Paul Steigerwald returns to Fox Sports Net Pittsburgh tomorrow night -- as a regular part of the Penguins' pregame show. He comes back to where he belongs, in a version of "Steigy's Corner," now called "NHL Insider." He spent last season off the channel and on radio, where he continues as the play-by-play announcer on flagship WWSW-AM.

That station, also known as Sports Radio 970, tomorrow launches a new, elongated pregame show entitled, "Hard Core Penguins." It starts at 6 p.m. on all Eastern time games and emanates from the glass Mellon Arena booth that also houses the the www.PittsburghPenguins.com headquarters. The hour-long show will lead into the radio network's half-hour program that carries listeners into the opening faceoff. Tab Douglas will work as the show's host with such rotating co-hosts as hockey writer Bob Grove, ex-Penguins winger Dave Hannan, plus other journalists and former players.

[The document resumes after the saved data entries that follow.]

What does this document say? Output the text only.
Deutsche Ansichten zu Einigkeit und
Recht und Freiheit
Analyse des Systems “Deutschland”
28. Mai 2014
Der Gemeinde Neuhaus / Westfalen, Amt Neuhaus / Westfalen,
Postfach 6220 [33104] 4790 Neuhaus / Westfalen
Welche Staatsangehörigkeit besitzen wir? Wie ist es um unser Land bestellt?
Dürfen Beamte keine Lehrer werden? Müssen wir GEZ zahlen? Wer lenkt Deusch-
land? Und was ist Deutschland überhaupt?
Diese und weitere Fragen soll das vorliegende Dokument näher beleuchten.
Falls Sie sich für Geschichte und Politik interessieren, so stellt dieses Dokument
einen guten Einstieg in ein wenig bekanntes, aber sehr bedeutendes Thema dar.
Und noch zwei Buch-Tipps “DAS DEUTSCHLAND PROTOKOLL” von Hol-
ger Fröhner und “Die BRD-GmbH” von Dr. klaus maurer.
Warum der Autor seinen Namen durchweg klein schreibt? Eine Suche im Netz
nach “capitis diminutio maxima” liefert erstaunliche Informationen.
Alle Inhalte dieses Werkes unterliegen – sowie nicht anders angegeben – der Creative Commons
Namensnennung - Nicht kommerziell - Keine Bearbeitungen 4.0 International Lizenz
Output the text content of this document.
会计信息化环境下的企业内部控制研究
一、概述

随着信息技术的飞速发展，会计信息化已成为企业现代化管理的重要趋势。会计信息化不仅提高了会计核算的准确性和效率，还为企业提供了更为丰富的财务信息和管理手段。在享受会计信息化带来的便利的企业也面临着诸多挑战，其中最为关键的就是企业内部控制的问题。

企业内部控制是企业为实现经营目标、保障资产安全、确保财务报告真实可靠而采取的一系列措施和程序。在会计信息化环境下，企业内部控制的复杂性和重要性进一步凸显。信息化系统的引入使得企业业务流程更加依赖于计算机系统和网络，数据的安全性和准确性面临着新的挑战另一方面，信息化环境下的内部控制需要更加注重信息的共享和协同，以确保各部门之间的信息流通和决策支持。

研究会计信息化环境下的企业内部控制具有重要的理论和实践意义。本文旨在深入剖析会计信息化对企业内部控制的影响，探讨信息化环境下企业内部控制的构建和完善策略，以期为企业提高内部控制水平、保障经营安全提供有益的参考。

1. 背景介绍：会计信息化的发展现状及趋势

Don't forget, this weekend marks the local TV debut of color commentator Ed Olczyk alongside that Hallelujah Hollywood fella.

Program notes

ESPN's "2-Minute Drill," the 7 p.m. Mondays sports quiz show where players and former stars deliver the questions, adds 7 p.m. Thursdays to its schedule beginning tonight. Here's a sample question from the show: In the 1979 World Series, five Pirates rapped 10 hits or more -- name at least three. (Answer below)

TNT is revving up so much for this NASCAR television restart next season on its airwaves along with Fox and NBC, Turner Sports also picked up internet rights and the job of overseeing NASCAR.com. Fox is revving up so much for it, even Fox Sports Net Pittsburgh's "SportsBeat" may soon start a regular auto racing segment.

Your final answer is: Willie Stargell, Dave Parker, Phil Garner, Tim Foli and Omar Moreno.